The notion de Camp popularized of male Pachycephalosaurs using their bone-domed heads to butt each other over females is aired. This became orthodoxy for a while, only to be later disputed, debunked, and reinstated with modifications. The point continues to be argued; regardless, it was still an inspired suggestion.

There follow two chapters on the dinosaurs’ rediscovery, the great fossil hunts and “bone wars” of the 19th century, and the somewhat more civilized course of paleontology since. De Camp typically has a lot of fun with Edward Drinker Cope and Othniel Charles Marsh, their overblown egos, and their overblown feud. In the penultimate chapter we get the sciences of evolution and genetics, with tips of the hat to and digs against Darwin, Wallace, Lamarck, Mendel and their ilk.
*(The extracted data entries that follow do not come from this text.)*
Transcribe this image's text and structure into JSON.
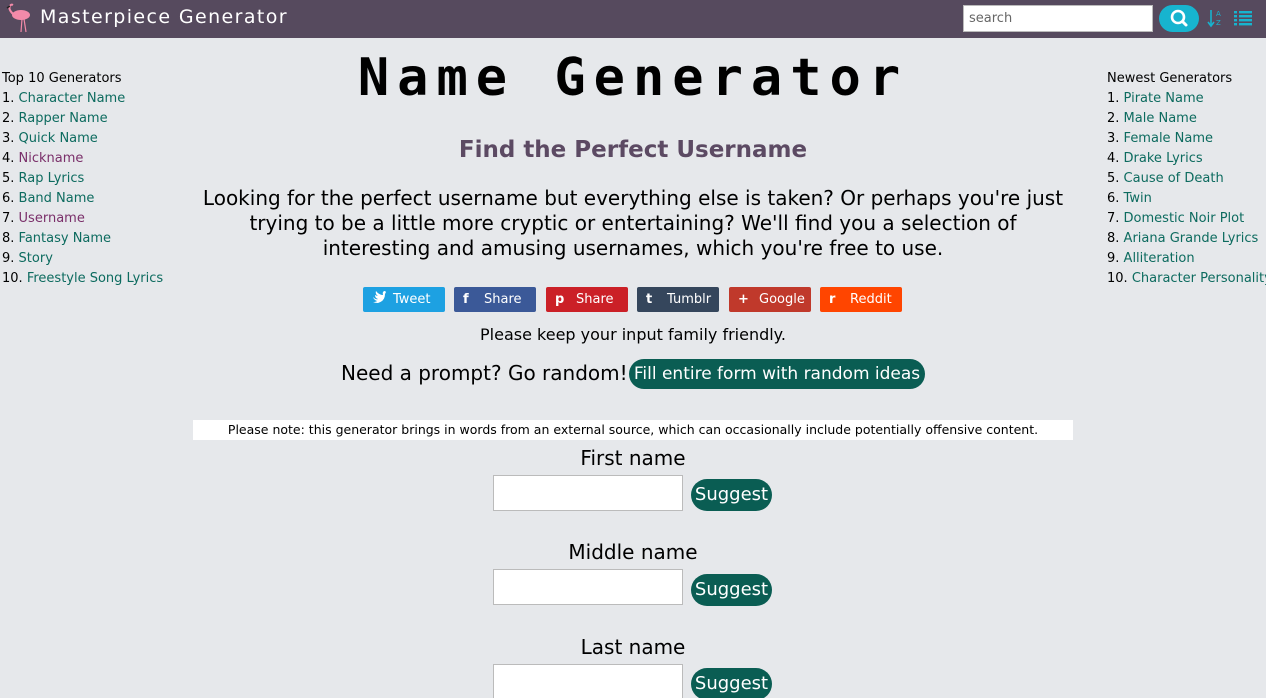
{
  "header": {
    "brand": "Masterpiece Generator",
    "search_placeholder": "search",
    "accent_color": "#17b4cf",
    "bar_color": "#564a5e",
    "icons": [
      "flamingo-logo-icon",
      "search-icon",
      "sort-alpha-icon",
      "list-icon"
    ]
  },
  "left_sidebar": {
    "heading": "Top 10 Generators",
    "items": [
      {
        "num": "1.",
        "label": "Character Name"
      },
      {
        "num": "2.",
        "label": "Rapper Name"
      },
      {
        "num": "3.",
        "label": "Quick Name"
      },
      {
        "num": "4.",
        "label": "Nickname"
      },
      {
        "num": "5.",
        "label": "Rap Lyrics"
      },
      {
        "num": "6.",
        "label": "Band Name"
      },
      {
        "num": "7.",
        "label": "Username"
      },
      {
        "num": "8.",
        "label": "Fantasy Name"
      },
      {
        "num": "9.",
        "label": "Story"
      },
      {
        "num": "10.",
        "label": "Freestyle Song Lyrics"
      }
    ]
  },
  "right_sidebar": {
    "heading": "Newest Generators",
    "items": [
      {
        "num": "1.",
        "label": "Pirate Name"
      },
      {
        "num": "2.",
        "label": "Male Name"
      },
      {
        "num": "3.",
        "label": "Female Name"
      },
      {
        "num": "4.",
        "label": "Drake Lyrics"
      },
      {
        "num": "5.",
        "label": "Cause of Death"
      },
      {
        "num": "6.",
        "label": "Twin"
      },
      {
        "num": "7.",
        "label": "Domestic Noir Plot"
      },
      {
        "num": "8.",
        "label": "Ariana Grande Lyrics"
      },
      {
        "num": "9.",
        "label": "Alliteration"
      },
      {
        "num": "10.",
        "label": "Character Personality"
      }
    ]
  },
  "main": {
    "title": "Name Generator",
    "subtitle": "Find the Perfect Username",
    "intro": "Looking for the perfect username but everything else is taken? Or perhaps you're just trying to be a little more cryptic or entertaining? We'll find you a selection of interesting and amusing usernames, which you're free to use.",
    "share_buttons": [
      {
        "label": "Tweet",
        "icon": "twitter-icon",
        "glyph": "t",
        "color": "#1da1e2"
      },
      {
        "label": "Share",
        "icon": "facebook-icon",
        "glyph": "f",
        "color": "#3b5998"
      },
      {
        "label": "Share",
        "icon": "pinterest-icon",
        "glyph": "p",
        "color": "#cb2027"
      },
      {
        "label": "Tumblr",
        "icon": "tumblr-icon",
        "glyph": "t",
        "color": "#35465c"
      },
      {
        "label": "Google",
        "icon": "google-plus-icon",
        "glyph": "+",
        "color": "#c0392b"
      },
      {
        "label": "Reddit",
        "icon": "reddit-icon",
        "glyph": "r",
        "color": "#ff4500"
      }
    ],
    "family_note": "Please keep your input family friendly.",
    "prompt_label": "Need a prompt? Go random!",
    "random_button": "Fill entire form with random ideas",
    "offensive_note": "Please note: this generator brings in words from an external source, which can occasionally include potentially offensive content.",
    "fields": [
      {
        "label": "First name",
        "value": "",
        "suggest": "Suggest"
      },
      {
        "label": "Middle name",
        "value": "",
        "suggest": "Suggest"
      },
      {
        "label": "Last name",
        "value": "",
        "suggest": "Suggest"
      }
    ],
    "button_color": "#0a5d53"
  }
}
And the last chapter brings us full circle, tracing echoes of the dinosaurs in medieval concepts of dragons and sea-serpents and modern literature, and in such relics of antiquity as the Komodo Dragon.

All in all, a comprehensive, erudite, and entertaining survey, just as one would expect of our authors. Not the place to go for the latest facts, but as a snapshot of the state of the field just past the middle of the last century, and a historical account of the associated science, the book still has many rewards for the reader. L. Sprague de Camp did enjoy his big critters, be they dinosaurs or elephants, and paleontology was his first love, before he settled for such compensations, more than worthy in their own rights, as engineering, writing, and Catherine. The first love always leaves its mark though, and It shows here.

The book is dedicated “Au professeur François Bordes et à sa femme, Denise de Sonneville-Bordes, en témoignage de nombreuses années d’amitié.” Or, in English, “To Professor François Bordes and his wife, Denise de Sonneville-Bordes, in token of many years of friendship.” François Bordes was a French geologist and archeologist, who wrote science fiction on the side as Francis Carsac. He and his wife were indeed long-standing friends of the de Camps. In the early 1990s de Camp hoped to translate Carsac’s SF novel La Vermine du Lion (Fleuve Noir, Paris, 1967) into English, but was unable to interest any American publishers in the project.